- Born: Africa
- Citizenship: India
- Education: MBA Business Management
- Alma mater: BSC in Business Management King's College London
- Occupations: Founder & Chairwoman of Apparel Group
- Spouse: Nilesh Ved
- Children: 3
- Website: simaved.com/en

= Sima Ganwani Ved =

Indian businesswoman in Dubai

Sima Ganwani Ved is an Indian businesswoman and philanthropist. She is the founder and chairwoman of Apparel Group, a multinational retail and fashion conglomerate headquartered in Dubai, United Arab Emirates.

She was named the 12th most powerful businesswomen in the Middle East by Forbes in 2024.

== Early life and education ==
Sima was born in Africa and brought to Dubai by her father in the 1970s. She was raised in an entrepreneurial family and developed an interest in the retail sector at an early age. At the age of 20, she began managing a department store in her father’s shopping mall. She received her BA degree from King's College London, followed by an MBA in Business Management.

== Business career ==
In 1996, she founded the Apparel Group, a UAE-based fashion and retail company. She is also the Vice Chair of the AppCorp, the holding company that has Apparel group, 6thStreet.com, Indus real estate, and Harley Medical Centre.
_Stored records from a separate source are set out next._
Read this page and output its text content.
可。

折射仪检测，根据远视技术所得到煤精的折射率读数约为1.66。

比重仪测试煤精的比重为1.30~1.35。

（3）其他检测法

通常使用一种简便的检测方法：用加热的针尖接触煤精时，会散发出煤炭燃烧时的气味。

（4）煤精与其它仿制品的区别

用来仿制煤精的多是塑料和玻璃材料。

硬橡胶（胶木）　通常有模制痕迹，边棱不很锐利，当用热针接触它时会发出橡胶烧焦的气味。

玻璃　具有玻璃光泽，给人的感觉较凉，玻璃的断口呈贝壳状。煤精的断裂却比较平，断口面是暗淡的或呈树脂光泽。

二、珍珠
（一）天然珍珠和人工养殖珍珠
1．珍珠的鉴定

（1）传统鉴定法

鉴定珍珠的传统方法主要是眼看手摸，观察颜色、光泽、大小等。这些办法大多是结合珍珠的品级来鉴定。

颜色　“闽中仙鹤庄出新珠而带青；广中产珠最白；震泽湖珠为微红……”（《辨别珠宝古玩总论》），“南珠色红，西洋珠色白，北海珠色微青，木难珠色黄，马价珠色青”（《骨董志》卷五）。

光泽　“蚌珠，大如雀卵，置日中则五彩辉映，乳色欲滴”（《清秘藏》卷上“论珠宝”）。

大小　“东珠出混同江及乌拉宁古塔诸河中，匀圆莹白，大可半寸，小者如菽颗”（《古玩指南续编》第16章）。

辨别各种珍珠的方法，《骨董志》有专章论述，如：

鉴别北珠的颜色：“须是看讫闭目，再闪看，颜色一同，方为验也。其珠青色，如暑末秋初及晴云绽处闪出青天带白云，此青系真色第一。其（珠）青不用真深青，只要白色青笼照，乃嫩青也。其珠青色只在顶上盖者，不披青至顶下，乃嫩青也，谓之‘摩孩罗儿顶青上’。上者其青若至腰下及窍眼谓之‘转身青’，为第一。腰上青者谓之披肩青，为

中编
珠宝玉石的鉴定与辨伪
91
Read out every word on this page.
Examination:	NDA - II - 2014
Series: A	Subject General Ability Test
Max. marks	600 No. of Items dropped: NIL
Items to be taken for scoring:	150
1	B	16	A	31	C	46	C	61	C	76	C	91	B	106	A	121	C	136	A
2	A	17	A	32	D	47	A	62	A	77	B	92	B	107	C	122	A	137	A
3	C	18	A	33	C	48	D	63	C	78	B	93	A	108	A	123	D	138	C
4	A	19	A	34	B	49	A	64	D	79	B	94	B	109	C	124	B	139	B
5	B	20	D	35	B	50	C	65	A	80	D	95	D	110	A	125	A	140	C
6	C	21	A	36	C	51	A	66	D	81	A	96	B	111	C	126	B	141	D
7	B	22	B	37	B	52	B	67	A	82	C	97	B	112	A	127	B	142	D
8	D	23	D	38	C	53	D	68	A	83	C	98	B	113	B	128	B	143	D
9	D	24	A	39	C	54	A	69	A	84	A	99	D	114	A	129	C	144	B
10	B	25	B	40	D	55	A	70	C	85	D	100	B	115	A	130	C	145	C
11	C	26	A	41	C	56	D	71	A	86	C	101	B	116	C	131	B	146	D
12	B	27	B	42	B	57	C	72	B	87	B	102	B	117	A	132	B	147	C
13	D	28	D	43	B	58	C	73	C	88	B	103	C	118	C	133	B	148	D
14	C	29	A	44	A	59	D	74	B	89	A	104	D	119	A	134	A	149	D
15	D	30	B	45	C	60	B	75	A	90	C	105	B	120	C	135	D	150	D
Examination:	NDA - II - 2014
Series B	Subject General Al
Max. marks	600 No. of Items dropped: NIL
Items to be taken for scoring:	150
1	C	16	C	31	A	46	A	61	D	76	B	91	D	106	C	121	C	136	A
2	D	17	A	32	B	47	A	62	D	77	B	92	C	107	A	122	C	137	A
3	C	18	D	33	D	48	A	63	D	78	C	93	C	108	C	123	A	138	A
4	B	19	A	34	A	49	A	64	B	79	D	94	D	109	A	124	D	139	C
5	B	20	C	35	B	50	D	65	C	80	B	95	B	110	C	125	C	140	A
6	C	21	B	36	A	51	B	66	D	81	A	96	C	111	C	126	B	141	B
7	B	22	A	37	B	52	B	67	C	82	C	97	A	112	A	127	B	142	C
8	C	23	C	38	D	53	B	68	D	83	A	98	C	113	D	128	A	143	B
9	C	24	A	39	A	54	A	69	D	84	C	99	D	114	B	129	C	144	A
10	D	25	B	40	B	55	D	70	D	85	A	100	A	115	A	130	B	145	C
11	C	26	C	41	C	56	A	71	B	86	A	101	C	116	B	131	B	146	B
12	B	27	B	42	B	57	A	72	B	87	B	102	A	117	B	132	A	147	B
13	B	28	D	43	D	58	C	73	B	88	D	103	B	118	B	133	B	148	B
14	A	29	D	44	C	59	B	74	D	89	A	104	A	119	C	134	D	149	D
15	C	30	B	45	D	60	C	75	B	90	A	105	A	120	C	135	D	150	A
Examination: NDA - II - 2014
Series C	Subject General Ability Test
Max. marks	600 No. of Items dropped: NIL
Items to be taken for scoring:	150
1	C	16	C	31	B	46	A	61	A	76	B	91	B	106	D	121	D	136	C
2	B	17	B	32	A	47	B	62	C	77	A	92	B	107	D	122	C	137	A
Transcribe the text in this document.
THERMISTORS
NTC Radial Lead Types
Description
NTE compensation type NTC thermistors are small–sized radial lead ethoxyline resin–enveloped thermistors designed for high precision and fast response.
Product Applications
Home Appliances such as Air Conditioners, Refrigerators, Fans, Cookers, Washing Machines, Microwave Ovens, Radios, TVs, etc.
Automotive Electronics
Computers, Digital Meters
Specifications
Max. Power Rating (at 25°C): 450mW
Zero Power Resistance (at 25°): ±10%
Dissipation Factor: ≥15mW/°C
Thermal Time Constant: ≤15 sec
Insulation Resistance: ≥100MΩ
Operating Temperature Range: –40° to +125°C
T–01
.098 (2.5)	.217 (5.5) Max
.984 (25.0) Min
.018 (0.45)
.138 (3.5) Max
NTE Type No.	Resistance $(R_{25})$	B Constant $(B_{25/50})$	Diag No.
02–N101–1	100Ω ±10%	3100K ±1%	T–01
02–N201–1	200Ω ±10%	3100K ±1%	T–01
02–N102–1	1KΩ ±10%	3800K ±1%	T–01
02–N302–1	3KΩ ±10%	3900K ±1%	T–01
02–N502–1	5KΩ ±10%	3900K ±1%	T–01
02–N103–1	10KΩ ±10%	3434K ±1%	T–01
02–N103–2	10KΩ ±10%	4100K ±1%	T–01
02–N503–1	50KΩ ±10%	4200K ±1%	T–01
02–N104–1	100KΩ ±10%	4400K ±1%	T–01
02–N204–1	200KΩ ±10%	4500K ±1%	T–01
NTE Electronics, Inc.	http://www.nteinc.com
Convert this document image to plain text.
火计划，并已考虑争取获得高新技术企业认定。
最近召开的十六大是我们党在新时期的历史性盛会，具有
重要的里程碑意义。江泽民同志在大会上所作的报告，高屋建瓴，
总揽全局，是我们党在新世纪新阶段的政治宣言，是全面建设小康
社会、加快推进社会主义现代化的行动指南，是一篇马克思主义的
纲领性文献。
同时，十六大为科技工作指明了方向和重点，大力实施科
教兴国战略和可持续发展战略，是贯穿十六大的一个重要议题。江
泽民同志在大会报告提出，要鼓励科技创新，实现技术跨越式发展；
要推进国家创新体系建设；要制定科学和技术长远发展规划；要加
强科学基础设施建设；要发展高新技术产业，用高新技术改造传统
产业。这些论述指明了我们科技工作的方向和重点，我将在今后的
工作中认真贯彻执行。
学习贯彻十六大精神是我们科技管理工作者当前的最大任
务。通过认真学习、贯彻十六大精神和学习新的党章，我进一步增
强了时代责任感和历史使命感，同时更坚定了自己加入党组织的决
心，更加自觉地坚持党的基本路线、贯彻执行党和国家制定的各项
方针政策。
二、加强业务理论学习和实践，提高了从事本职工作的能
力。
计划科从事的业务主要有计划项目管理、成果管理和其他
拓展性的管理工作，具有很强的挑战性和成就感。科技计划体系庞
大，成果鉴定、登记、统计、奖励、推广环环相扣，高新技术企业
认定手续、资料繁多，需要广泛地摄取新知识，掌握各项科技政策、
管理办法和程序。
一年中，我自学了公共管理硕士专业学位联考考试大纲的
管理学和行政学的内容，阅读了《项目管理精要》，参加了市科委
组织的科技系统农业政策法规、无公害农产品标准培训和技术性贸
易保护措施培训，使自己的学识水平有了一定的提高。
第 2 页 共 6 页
Ved is a member of organizations like YPO and CEO. She is the first female member of YPO to set up a regional chapter (YPO MENA STAR), which had 52% female members. In 2010, she launched her TV chat show, Hi tea with Sima Ved, on the Star Plus international.

She mentored her teenage daughter to launch an athleisure brand F5 Global in 2021, with some proceeds going towards educating underprivileged kids. She mentored and founded a social commerce beauty platform NESSA with her eldest daughter, Selina Ved. In November 2024, Sima Ved participated as one of the "sharks" on Shark Tank Dubai Season 2.

==Awards==
- Philanthropreneur of the year.
- Retailer of the year.
- Great Women's award.
- Emirates Woman of the Year.
- Ranked #12 of the 100 most powerful businesswomen of 2024 by Forbes Middle East.
- Ranked #12 of the 100 most powerful businesswomen of 2025 by Forbes Middle East.
- Ranked #12 of the Arabian Business 100 Most Inspiring Women 2025.
- Ved was featured on the Forbes "50 Over 50 Global 2026" list, which celebrates women over 50 who are leaders, creators, and innovators.